Illustration by Jason Schneider
Them That’s Got
Associate Professor Ebony Bridwell-Mitchell on inequities in school partnerships.
It’s not often that jazz singer Billie Holiday gets cited in an Ed School research paper. But when Associate Professor Ebony Bridwell-Mitchell wanted to find a way to explain what she found when she looked at the equity of school partnerships, this line from Holiday’s “God Bless the Child” seemed perfect: “Them that’s got shall have; them that’s not shall lose.”
In other words, as this applies to schools and outside partners that fill gaps (reading buddies or a dance company teaching after school), schools that are already well resourced with experienced teachers and solid networks are more likely to have partnerships, and get new ones, compared to schools with less experienced teachers, more students receiving free or reduced lunch, and no partnerships in place. As a result, these partnerships, meant to help, can actually worsen inequities between schools.
That’s why, Bridwell-Mitchell says, it’s not only important to look at the outcome of school partnerships, such as how these organizations help boost test scores, but also to ask how schools gain access to those partnerships in the first place. After examining 211 New York City high schools and 1,098 outside organizations, Bridwell- Mitchell found that a few factors made a big difference.
For starters, schools that were physically closer to potential partners like YMCAs or art organizations were significantly more likely to have partnerships than schools that weren’t. A partner might want to stay in the neighborhood, for example.

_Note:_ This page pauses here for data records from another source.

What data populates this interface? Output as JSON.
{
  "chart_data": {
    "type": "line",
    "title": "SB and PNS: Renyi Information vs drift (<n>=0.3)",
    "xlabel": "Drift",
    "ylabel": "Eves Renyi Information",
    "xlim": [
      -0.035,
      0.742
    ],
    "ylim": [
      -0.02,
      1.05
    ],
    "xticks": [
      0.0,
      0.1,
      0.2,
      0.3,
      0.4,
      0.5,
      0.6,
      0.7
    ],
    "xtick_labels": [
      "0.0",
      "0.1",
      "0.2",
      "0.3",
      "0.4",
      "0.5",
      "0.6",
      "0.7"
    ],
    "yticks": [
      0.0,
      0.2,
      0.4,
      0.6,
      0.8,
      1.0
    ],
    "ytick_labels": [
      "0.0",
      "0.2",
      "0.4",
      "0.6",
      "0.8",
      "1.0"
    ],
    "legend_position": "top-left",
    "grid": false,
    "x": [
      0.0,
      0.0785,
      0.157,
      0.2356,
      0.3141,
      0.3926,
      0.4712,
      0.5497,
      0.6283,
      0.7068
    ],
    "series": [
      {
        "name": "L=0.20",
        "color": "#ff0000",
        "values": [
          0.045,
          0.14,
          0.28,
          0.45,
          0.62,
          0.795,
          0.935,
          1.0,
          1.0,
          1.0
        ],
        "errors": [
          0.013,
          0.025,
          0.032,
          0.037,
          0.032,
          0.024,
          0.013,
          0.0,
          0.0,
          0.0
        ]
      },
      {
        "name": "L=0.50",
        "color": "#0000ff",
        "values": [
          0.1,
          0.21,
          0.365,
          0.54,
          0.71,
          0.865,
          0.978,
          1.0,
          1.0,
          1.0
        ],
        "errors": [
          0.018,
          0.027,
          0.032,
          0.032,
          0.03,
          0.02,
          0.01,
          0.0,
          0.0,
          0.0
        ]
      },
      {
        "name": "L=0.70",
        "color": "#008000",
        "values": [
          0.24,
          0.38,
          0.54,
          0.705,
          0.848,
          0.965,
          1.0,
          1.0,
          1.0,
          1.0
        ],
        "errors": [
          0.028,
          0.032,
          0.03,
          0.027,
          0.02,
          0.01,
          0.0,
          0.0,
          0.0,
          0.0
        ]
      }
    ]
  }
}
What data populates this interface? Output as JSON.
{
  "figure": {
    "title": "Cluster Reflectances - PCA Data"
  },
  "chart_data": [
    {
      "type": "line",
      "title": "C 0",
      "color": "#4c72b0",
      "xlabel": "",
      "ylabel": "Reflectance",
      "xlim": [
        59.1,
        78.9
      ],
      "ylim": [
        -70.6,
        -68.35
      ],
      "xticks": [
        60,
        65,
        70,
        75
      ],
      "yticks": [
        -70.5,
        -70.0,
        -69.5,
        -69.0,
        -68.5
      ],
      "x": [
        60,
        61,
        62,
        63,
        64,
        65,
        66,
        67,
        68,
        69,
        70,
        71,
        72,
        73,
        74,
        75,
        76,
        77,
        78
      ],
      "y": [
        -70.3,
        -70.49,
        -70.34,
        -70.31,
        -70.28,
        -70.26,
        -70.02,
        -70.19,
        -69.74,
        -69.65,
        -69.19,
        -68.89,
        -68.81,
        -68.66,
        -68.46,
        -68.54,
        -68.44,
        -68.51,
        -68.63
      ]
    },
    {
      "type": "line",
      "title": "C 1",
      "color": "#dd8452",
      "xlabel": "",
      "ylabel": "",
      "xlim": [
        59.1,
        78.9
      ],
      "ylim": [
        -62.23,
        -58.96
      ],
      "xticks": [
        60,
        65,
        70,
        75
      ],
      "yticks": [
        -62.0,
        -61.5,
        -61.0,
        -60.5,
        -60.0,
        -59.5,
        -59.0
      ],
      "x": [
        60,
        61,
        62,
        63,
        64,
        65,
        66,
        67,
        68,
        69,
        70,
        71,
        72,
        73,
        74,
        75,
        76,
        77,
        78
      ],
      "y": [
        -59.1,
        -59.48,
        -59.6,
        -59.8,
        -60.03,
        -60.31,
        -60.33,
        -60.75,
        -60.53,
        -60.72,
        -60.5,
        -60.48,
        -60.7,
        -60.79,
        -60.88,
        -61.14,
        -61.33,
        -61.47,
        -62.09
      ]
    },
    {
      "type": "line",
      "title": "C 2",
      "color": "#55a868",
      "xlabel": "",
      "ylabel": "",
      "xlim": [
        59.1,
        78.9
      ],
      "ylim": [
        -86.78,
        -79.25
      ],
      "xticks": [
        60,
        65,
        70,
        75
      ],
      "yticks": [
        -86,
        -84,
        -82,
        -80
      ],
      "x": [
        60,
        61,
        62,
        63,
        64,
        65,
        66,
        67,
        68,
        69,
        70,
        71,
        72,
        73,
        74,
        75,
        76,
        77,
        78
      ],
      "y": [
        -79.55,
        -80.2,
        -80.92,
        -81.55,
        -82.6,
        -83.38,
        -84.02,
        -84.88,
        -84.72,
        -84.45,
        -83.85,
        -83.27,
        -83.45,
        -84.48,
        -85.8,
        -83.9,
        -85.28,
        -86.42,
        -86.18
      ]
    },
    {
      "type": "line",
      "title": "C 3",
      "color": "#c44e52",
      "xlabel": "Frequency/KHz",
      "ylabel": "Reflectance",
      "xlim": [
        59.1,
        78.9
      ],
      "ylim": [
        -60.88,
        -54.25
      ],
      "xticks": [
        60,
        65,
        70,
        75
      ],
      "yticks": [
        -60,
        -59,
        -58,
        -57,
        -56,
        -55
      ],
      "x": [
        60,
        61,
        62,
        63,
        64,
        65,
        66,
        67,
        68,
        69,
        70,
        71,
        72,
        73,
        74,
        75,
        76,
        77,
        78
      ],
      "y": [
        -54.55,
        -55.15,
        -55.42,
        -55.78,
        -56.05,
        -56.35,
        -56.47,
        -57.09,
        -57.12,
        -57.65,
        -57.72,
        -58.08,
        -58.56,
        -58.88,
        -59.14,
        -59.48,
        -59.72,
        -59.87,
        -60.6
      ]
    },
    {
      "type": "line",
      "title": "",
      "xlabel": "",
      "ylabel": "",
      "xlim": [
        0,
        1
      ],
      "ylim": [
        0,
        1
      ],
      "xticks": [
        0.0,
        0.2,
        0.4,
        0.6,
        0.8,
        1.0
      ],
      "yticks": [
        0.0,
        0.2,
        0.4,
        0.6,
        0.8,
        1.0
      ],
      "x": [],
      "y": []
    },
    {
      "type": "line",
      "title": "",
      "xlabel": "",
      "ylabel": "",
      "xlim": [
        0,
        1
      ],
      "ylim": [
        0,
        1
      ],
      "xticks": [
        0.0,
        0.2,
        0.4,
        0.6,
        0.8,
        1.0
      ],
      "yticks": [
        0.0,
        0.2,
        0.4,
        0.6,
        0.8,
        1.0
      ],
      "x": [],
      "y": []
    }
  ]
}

In addition, schools with more stability among staff (and therefore more experience) were more likely to form partnerships.
“Teachers who are at the school for a long time, they’ve become more familiar with their options for who could partner,” Bridwell-Mitchell says, including connected parents.

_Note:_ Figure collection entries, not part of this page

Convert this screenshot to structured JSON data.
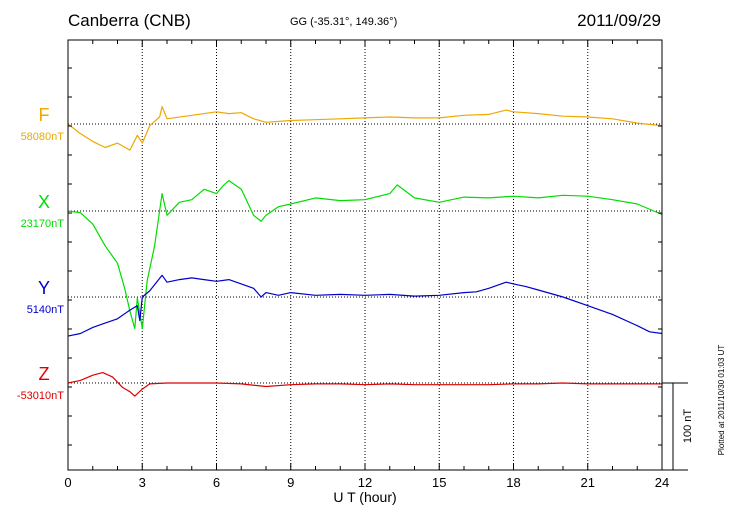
{
  "header": {
    "station": "Canberra (CNB)",
    "coordinates": "GG (-35.31°, 149.36°)",
    "date": "2011/09/29"
  },
  "plotted_note": "Plotted at 2011/10/30 01:03 UT",
  "chart_data": {
    "type": "line",
    "title": "Canberra (CNB)",
    "xlabel": "U T (hour)",
    "xlim": [
      0,
      24
    ],
    "x_ticks": [
      "0",
      "3",
      "6",
      "9",
      "12",
      "15",
      "18",
      "21",
      "24"
    ],
    "grid": true,
    "scale_bar": {
      "label": "100 nT",
      "value": 100
    },
    "series": [
      {
        "name": "F",
        "baseline_label": "58080nT",
        "baseline": 58080,
        "color": "#f0a800",
        "points": [
          [
            0,
            58080
          ],
          [
            0.5,
            58069
          ],
          [
            1,
            58060
          ],
          [
            1.5,
            58053
          ],
          [
            2,
            58058
          ],
          [
            2.5,
            58050
          ],
          [
            2.8,
            58067
          ],
          [
            3,
            58058
          ],
          [
            3.3,
            58078
          ],
          [
            3.7,
            58088
          ],
          [
            3.8,
            58100
          ],
          [
            4,
            58086
          ],
          [
            5,
            58090
          ],
          [
            6,
            58094
          ],
          [
            6.5,
            58092
          ],
          [
            7,
            58093
          ],
          [
            7.5,
            58086
          ],
          [
            8,
            58082
          ],
          [
            9,
            58084
          ],
          [
            10,
            58085
          ],
          [
            11,
            58086
          ],
          [
            12,
            58087
          ],
          [
            13,
            58088
          ],
          [
            14,
            58087
          ],
          [
            15,
            58087
          ],
          [
            16,
            58090
          ],
          [
            17,
            58091
          ],
          [
            17.7,
            58096
          ],
          [
            18,
            58094
          ],
          [
            19,
            58092
          ],
          [
            20,
            58089
          ],
          [
            21,
            58088
          ],
          [
            22,
            58086
          ],
          [
            23,
            58081
          ],
          [
            24,
            58078
          ]
        ]
      },
      {
        "name": "X",
        "baseline_label": "23170nT",
        "baseline": 23170,
        "color": "#00dd00",
        "points": [
          [
            0,
            23170
          ],
          [
            0.5,
            23168
          ],
          [
            1,
            23155
          ],
          [
            1.5,
            23130
          ],
          [
            2,
            23110
          ],
          [
            2.3,
            23080
          ],
          [
            2.5,
            23055
          ],
          [
            2.7,
            23035
          ],
          [
            2.8,
            23070
          ],
          [
            3,
            23035
          ],
          [
            3.2,
            23090
          ],
          [
            3.5,
            23130
          ],
          [
            3.8,
            23190
          ],
          [
            4,
            23165
          ],
          [
            4.5,
            23180
          ],
          [
            5,
            23183
          ],
          [
            5.5,
            23195
          ],
          [
            6,
            23190
          ],
          [
            6.3,
            23200
          ],
          [
            6.5,
            23205
          ],
          [
            7,
            23195
          ],
          [
            7.5,
            23165
          ],
          [
            7.8,
            23158
          ],
          [
            8,
            23165
          ],
          [
            8.5,
            23175
          ],
          [
            9,
            23178
          ],
          [
            10,
            23185
          ],
          [
            11,
            23182
          ],
          [
            12,
            23183
          ],
          [
            13,
            23190
          ],
          [
            13.3,
            23200
          ],
          [
            14,
            23185
          ],
          [
            15,
            23180
          ],
          [
            16,
            23186
          ],
          [
            17,
            23185
          ],
          [
            18,
            23187
          ],
          [
            19,
            23185
          ],
          [
            20,
            23188
          ],
          [
            21,
            23187
          ],
          [
            22,
            23183
          ],
          [
            23,
            23178
          ],
          [
            24,
            23166
          ]
        ]
      },
      {
        "name": "Y",
        "baseline_label": "5140nT",
        "baseline": 5140,
        "color": "#0000cc",
        "points": [
          [
            0,
            5095
          ],
          [
            0.5,
            5098
          ],
          [
            1,
            5105
          ],
          [
            1.5,
            5110
          ],
          [
            2,
            5115
          ],
          [
            2.5,
            5125
          ],
          [
            2.8,
            5130
          ],
          [
            2.9,
            5113
          ],
          [
            3,
            5140
          ],
          [
            3.3,
            5147
          ],
          [
            3.8,
            5165
          ],
          [
            4,
            5157
          ],
          [
            4.5,
            5160
          ],
          [
            5,
            5162
          ],
          [
            5.5,
            5160
          ],
          [
            6,
            5158
          ],
          [
            6.5,
            5160
          ],
          [
            7,
            5155
          ],
          [
            7.5,
            5150
          ],
          [
            7.8,
            5140
          ],
          [
            8,
            5145
          ],
          [
            8.5,
            5142
          ],
          [
            9,
            5145
          ],
          [
            10,
            5142
          ],
          [
            11,
            5143
          ],
          [
            12,
            5142
          ],
          [
            13,
            5143
          ],
          [
            14,
            5141
          ],
          [
            15,
            5142
          ],
          [
            16,
            5145
          ],
          [
            16.5,
            5146
          ],
          [
            17,
            5150
          ],
          [
            17.7,
            5157
          ],
          [
            18,
            5155
          ],
          [
            18.5,
            5152
          ],
          [
            19,
            5148
          ],
          [
            20,
            5140
          ],
          [
            21,
            5130
          ],
          [
            22,
            5120
          ],
          [
            23,
            5107
          ],
          [
            23.5,
            5100
          ],
          [
            24,
            5098
          ]
        ]
      },
      {
        "name": "Z",
        "baseline_label": "-53010nT",
        "baseline": -53010,
        "color": "#dd0000",
        "points": [
          [
            0,
            -53010
          ],
          [
            0.5,
            -53007
          ],
          [
            1,
            -53001
          ],
          [
            1.4,
            -52998
          ],
          [
            1.8,
            -53003
          ],
          [
            2.2,
            -53015
          ],
          [
            2.5,
            -53020
          ],
          [
            2.7,
            -53025
          ],
          [
            3,
            -53017
          ],
          [
            3.3,
            -53011
          ],
          [
            4,
            -53010
          ],
          [
            5,
            -53010
          ],
          [
            6,
            -53010
          ],
          [
            7,
            -53011
          ],
          [
            8,
            -53014
          ],
          [
            9,
            -53012
          ],
          [
            10,
            -53011
          ],
          [
            11,
            -53011
          ],
          [
            12,
            -53012
          ],
          [
            13,
            -53011
          ],
          [
            14,
            -53012
          ],
          [
            15,
            -53012
          ],
          [
            16,
            -53012
          ],
          [
            17,
            -53012
          ],
          [
            18,
            -53011
          ],
          [
            19,
            -53011
          ],
          [
            20,
            -53010
          ],
          [
            21,
            -53011
          ],
          [
            22,
            -53011
          ],
          [
            23,
            -53011
          ],
          [
            24,
            -53011
          ]
        ]
      }
    ]
  }
}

Surprisingly, personality does not play as big a role in forming partnerships as you might imagine, she says. A charismatic principal may not draw in partners any better than a quieter one. “Yes, strategy matters, but you know what outweighs strategy? The characteristics that are beyond your control, like what neighborhood you’re in.”
What also matters, she found, is whether a school has partnered with an organization in the past. Schools that have partnered with an organization for at least three years are almost guaranteed to continue partnering with that group in the future.
“Schools that have a lot of partners, they’ve learned what it takes. If you’re at a school that doesn’t have partners, you haven’t learned that,” she says.
Unfortunately, just encouraging schools to go out and find dance companies and tutoring nonprofits isn’t enough.
“Giving every principal a list of potential options is a step in the right direction, but it also means all 20 schools are now going to compete for the same partners,” she says. Instead, a district should also work one-on-one with schools and help them find good matches. Partners also need to think beyond the tried and true. “If we’re going to create wider access, partners have to go beyond what they’d typically do,” Bridwell-Mitchell says. “Maybe that means looking outside their neighborhood.”
What other advice does Bridwell-Mitchell have for educators? If she were a principal, she says, “I’d try to hustle to find partners, even if I knew I would have limited success. This initial hustle is important because if you don’t show that you’re trying to hustle, it would be hard to go to the district or a principal at another school and say, ‘I’ve really exhausted my options, can we brainstorm new ideas?’”
At the district level, she might throw a partner fair but approach it not just as a task to check off.
“It’s not just opening the door and saying good luck, pick one,” she says. “You need to know the leaders and schools well enough to say JFK Elementary doesn’t have a lot of partnerships, let me introduce them to these three. It’s you intervening.”